How does a piano work?

You press a key, and a note sounds.

In a nutshell, here’s how an upright works: Pressing the key down lifts the back of the key up. This raises the whippen, forcing the jack to tilt the hammer mechanism toward the string. Halfway toward the string, a spoon on the back of the whippen lifts the damper off the string, and just before it hits, the force on the hammer is removed when the jack is tripped out from underneath the butt. When you let go of the key, everything in the action returns to its original position because of springs. After the string has been struck by the hammer, it vibrates across its entire length in a sine-wave. This vibration is transferred to the soundboard through the bridge, and the soundboard, like a speaker, amplifies it so that you can hear the sound loud and clear.

A grand works in a different way. This is because instead of using a spring to return the action to a reset position, it uses gravity. There is also an extra part to the whippen called a “repetition lever” which resets the jack so quickly that you can play the note again, with having to return the key to the fully “up” position. This allows for a much faster repeat, and is one of the main benefits of a grand over an upright. Because it uses gravity instead of springs, the touch is more consistent. Also, because of the repetition lever, each key has a noticeable little click that you can feel near the bottom of the key stroke. You can feel it, but you can’t hear it. Good pianists can use this to increase the accuracy of their touch.

That was the nutshell, here’s the meat: Every moving part in a piano is adjustable to a certain extent – some have adjustment mechanisms built in, others are made to tolerances that can only be changed using very specialized tools. There is a roughly universal value to some of the movements of the action parts, however they can differ from piano to piano, make to make. How high a key sits, for example, is based on having a small gap between the top of the keytop tail, and the bottom of the fallboard. However, wood warps and wears, so the height is adjustable by using small paper washers of different thicknesses underneath the fulcrum of the key.

How far it depresses is also (relatively) standard, but the felt washer underneath the key not only can vary slightly in thickness, but it compresses. Therefore, paper washers underneath that felt Front Rail Punching regulate the “Dip” of the key to the desired amount.

The key body is weighted with small lead weights to not only ensure that the key has a certain amount of resistance, but to also ensure that it will return quickly to the rest position quickly. These weights are installed in the factory, and although they can be removed or repositioned, it is a complicated process which should only be performed by a technician specifically trained to weight keys.

At the back of the key, an adjustable capstan “connects” the key to the action. If it is too low, there is space between the jack and the butt, which creates “Lost-Motion”. If the capstan is too high, the jack won’t reset underneath the butt.

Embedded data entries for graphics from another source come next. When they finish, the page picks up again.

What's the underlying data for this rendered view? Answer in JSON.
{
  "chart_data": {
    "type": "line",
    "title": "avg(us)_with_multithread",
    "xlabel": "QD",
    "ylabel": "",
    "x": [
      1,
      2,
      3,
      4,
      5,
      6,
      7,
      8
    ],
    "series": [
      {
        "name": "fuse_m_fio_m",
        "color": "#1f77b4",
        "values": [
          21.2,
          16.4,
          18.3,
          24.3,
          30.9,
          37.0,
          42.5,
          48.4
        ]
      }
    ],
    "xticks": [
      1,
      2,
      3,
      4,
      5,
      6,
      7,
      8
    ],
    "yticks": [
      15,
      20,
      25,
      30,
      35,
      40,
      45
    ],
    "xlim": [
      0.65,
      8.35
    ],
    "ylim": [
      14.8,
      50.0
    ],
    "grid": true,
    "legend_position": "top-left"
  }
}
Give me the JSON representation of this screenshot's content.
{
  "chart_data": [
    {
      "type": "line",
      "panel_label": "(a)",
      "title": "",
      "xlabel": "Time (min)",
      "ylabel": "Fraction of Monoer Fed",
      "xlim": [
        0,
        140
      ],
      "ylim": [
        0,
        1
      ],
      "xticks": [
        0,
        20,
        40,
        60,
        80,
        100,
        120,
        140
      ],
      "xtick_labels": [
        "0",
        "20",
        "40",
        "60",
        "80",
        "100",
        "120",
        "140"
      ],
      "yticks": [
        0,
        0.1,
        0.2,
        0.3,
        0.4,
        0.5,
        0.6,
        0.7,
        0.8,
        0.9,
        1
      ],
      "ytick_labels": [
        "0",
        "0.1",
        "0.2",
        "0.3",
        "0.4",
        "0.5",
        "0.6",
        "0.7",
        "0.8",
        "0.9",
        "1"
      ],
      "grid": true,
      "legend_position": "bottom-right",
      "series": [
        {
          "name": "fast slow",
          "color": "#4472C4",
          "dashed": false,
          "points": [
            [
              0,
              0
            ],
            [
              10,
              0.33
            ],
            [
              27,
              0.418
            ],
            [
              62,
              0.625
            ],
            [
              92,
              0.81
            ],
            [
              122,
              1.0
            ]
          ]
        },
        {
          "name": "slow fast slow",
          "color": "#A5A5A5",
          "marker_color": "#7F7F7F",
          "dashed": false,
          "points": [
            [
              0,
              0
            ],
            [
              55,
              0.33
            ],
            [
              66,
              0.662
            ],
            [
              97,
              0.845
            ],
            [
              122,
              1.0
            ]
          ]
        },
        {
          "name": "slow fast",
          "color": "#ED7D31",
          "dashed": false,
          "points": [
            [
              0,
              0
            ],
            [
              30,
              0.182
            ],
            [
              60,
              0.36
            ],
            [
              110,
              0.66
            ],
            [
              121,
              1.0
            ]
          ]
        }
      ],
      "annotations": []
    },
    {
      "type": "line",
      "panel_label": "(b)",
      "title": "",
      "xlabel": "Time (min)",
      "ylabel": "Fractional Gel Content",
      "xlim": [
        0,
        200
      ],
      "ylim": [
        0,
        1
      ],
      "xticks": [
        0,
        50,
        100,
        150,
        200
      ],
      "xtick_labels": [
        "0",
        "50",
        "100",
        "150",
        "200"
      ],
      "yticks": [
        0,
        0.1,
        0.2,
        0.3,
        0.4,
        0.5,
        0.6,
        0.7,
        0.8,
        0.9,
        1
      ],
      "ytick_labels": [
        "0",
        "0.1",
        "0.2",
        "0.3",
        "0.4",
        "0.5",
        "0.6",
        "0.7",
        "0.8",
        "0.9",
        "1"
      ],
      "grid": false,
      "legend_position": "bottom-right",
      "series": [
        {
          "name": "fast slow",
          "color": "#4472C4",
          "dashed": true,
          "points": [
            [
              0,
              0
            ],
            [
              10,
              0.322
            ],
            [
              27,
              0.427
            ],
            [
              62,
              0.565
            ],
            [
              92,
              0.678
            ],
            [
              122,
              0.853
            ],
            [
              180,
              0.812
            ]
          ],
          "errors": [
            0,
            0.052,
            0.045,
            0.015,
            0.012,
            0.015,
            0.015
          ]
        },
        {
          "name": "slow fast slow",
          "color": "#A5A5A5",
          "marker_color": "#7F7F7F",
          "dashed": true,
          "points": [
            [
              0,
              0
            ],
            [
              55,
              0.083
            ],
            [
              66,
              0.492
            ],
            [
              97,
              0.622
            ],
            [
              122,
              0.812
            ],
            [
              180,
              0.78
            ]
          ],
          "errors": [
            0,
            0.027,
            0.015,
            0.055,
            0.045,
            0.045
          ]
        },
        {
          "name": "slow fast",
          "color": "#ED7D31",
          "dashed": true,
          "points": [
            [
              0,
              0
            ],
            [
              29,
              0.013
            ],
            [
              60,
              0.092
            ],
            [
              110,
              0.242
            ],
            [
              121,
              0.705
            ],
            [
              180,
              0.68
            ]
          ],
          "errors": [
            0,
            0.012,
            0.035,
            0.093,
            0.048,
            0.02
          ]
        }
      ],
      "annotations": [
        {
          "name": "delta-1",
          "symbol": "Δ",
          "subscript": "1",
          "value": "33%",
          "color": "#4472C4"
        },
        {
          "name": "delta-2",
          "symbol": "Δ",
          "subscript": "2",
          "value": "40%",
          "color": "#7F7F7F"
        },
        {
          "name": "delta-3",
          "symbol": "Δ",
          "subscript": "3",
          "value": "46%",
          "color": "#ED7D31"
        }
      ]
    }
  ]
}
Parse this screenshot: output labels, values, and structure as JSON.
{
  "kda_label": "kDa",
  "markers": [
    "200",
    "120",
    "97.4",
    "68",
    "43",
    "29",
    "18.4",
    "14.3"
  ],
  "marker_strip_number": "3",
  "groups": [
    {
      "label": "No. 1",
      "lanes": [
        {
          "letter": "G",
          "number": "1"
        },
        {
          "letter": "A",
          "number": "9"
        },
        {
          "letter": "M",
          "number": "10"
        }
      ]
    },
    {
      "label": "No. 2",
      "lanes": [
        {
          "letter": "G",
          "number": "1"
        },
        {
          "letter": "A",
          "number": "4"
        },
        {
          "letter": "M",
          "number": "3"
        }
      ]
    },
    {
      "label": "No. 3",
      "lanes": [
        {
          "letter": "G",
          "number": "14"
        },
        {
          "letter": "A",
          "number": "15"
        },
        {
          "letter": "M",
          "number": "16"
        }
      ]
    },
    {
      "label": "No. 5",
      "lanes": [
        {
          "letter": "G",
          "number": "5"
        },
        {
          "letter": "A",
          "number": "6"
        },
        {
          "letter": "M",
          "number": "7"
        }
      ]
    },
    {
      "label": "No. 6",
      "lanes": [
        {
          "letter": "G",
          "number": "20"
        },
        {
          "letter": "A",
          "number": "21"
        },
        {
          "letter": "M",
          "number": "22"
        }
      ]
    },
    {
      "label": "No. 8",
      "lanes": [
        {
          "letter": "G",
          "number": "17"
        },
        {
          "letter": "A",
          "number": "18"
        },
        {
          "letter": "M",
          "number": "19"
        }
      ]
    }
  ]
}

There are adjustments all through the action like this, and although some tolerances can be reasonably large (such as spring tension), most have to be finely adjusted or the action will not play the way it was intended.

The overall geometry of the action is set during the design and building stage, and changing any of these measurements can literally make the piano unplayable. For example, the hammers must hit the string at a very precise point in its length, and a precise point on the hammer itself. If these are altered even a fraction of an inch, the tone of the piano will be negatively affected.

Even a seemingly small thing, like altering the size of the whippen heel by a few millimetres, can change the weight of the key from normal, to unbearably heavy.

Like the action, the tolerances and adjustments of the back and belly are many, varied, and critical. In order for a single string to have the correct tone, it must be exactly the right length, tension, and thickness. All these measurements must be in balance not only for that one string, but across all 240+ strings.

If you have to have a shorter string for the same note in a smaller piano, you have to increase the thickness, and this can negatively affect the tone – likewise if you increase or decrease the tension as well. If there is too much tension in one part of the back, that area could go out of tune faster than the rest of the strings. As you can see, getting all of these things (called “Scaling”) right, is complicated and critical. Each string is under a lot of tension – ranging from 120 – 160 lbs per inch. Across the whole scale, that adds up to 14 to 16 tons of pressure. That’s enough force to tear a two-car garage off its foundation, and because of this, not only does the plate and the back have to be very strong, it has to be designed to hold that tension, and more. Each string is held in place, and up to tension, by the tuning pin on one end, and by the anchor pin on the other end. A few (very terrible) manufacturers experimented with having anchor pins being cast into the plate. They soon found out that they could break off during stringing, shooting the pin like a bullet toward the stringer.

The tuning pin has to be tight enough so that it will hold the tension, but loose enough to be able to turn, enabling the string to be tuned. The pin has to be on a slight angle and set at a certain depth so that as the string is wrapped around itself, it makes a neat, tight wrap, and doesn’t wrap on top of itself.

The point at which the string interacts with the bridge is so critical, that not only does it have to be at an exact point on each string, it has to be at an exact height. An error in these measurements can not only ruin the pianos tone, but its ability to sustain the tone as well.